Raleigh Tan vs French Gray
Raleigh Tan is a Benjamin Moore color while French Gray comes from Farrow & Ball. Raleigh Tan reads as beige, while French Gray reads as beige-greige — two distinct hue families, not close cousins. With LRVs of 45 and 43, they'll behave almost identically in terms of how much light they reflect back into a room. The tonal difference — Raleigh Tan's red character against French Gray's warm — becomes most visible against white trim or in morning light. At ΔE 10.9, these are genuinely distinct colors — a strong contrast if used together, or a meaningful choice between two different directions. Below you'll find 1 real-room photo comparison where both colors appear side by side, plus 5 simulated room previews.

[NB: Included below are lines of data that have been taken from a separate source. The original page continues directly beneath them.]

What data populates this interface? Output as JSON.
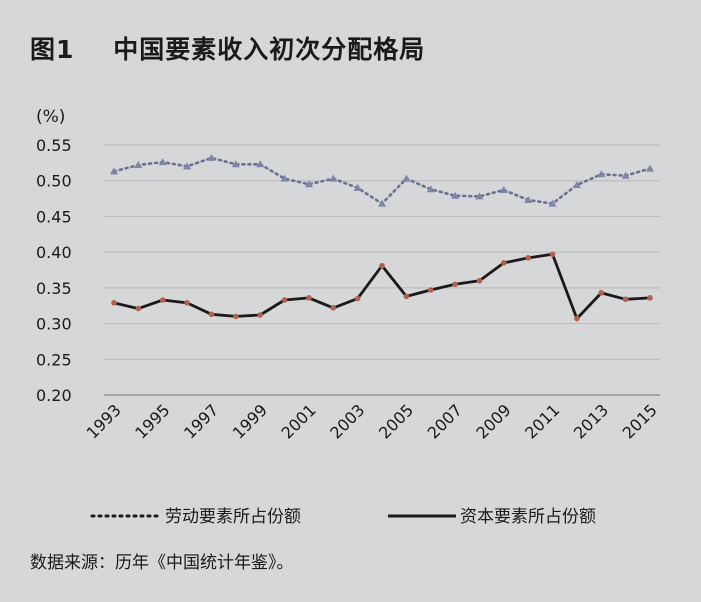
{
  "title": "图1    中国要素收入初次分配格局",
  "source": "数据来源：历年《中国统计年鉴》。",
  "chart_data": {
    "type": "line",
    "title": "中国要素收入初次分配格局",
    "ylabel": "(%)",
    "ylim": [
      0.2,
      0.55
    ],
    "yticks": [
      "0.55",
      "0.50",
      "0.45",
      "0.40",
      "0.35",
      "0.30",
      "0.25",
      "0.20"
    ],
    "ytick_values": [
      0.55,
      0.5,
      0.45,
      0.4,
      0.35,
      0.3,
      0.25,
      0.2
    ],
    "xtick_labels": [
      "1993",
      "1995",
      "1997",
      "1999",
      "2001",
      "2003",
      "2005",
      "2007",
      "2009",
      "2011",
      "2013",
      "2015"
    ],
    "x": [
      1993,
      1994,
      1995,
      1996,
      1997,
      1998,
      1999,
      2000,
      2001,
      2002,
      2003,
      2004,
      2005,
      2006,
      2007,
      2008,
      2009,
      2010,
      2011,
      2012,
      2013,
      2014,
      2015
    ],
    "grid": true,
    "legend_position": "bottom",
    "series": [
      {
        "name": "劳动要素所占份额",
        "style": "dotted",
        "color": "#6a7290",
        "values": [
          0.513,
          0.522,
          0.526,
          0.52,
          0.532,
          0.523,
          0.523,
          0.503,
          0.495,
          0.503,
          0.49,
          0.468,
          0.503,
          0.488,
          0.479,
          0.478,
          0.487,
          0.473,
          0.468,
          0.494,
          0.509,
          0.507,
          0.517
        ]
      },
      {
        "name": "资本要素所占份额",
        "style": "solid",
        "color": "#1a1a1a",
        "values": [
          0.329,
          0.321,
          0.333,
          0.329,
          0.313,
          0.31,
          0.312,
          0.333,
          0.336,
          0.322,
          0.335,
          0.381,
          0.338,
          0.347,
          0.355,
          0.36,
          0.385,
          0.392,
          0.397,
          0.307,
          0.343,
          0.334,
          0.336
        ]
      }
    ]
  }
}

Raleigh Tan vs French Gray in Real Spaces
1 real room side by side. Seeing Raleigh Tan and French Gray in actual rooms makes the difference concrete; browse the spaces below to get a feel for how each color lives on a wall.
Bathroom
Bathrooms amplify color — the enclosed space and reflective surfaces make what reads subtle elsewhere feel more present here. Side by side like this, the difference is easy to read — which is exactly why seeing them in a real space is more useful than comparing chips.
Color Details
Raleigh Tan vs French Gray Simulated Comparison
5 simulated room previews — drag the slider on each to see Raleigh Tan on one side and French Gray on the other.
Digital color is approximate. These simulations are generated from the manufacturer's hex values and overlaid on grayscale room photos — your screen's calibration, brightness, and viewing angle all affect how they render. Before committing to either color, test physical samples in your own space under the light you actually live with.
More Raleigh Tan comparisons
See how Raleigh Tan stacks up against other well-photographed colors across different brands and tones.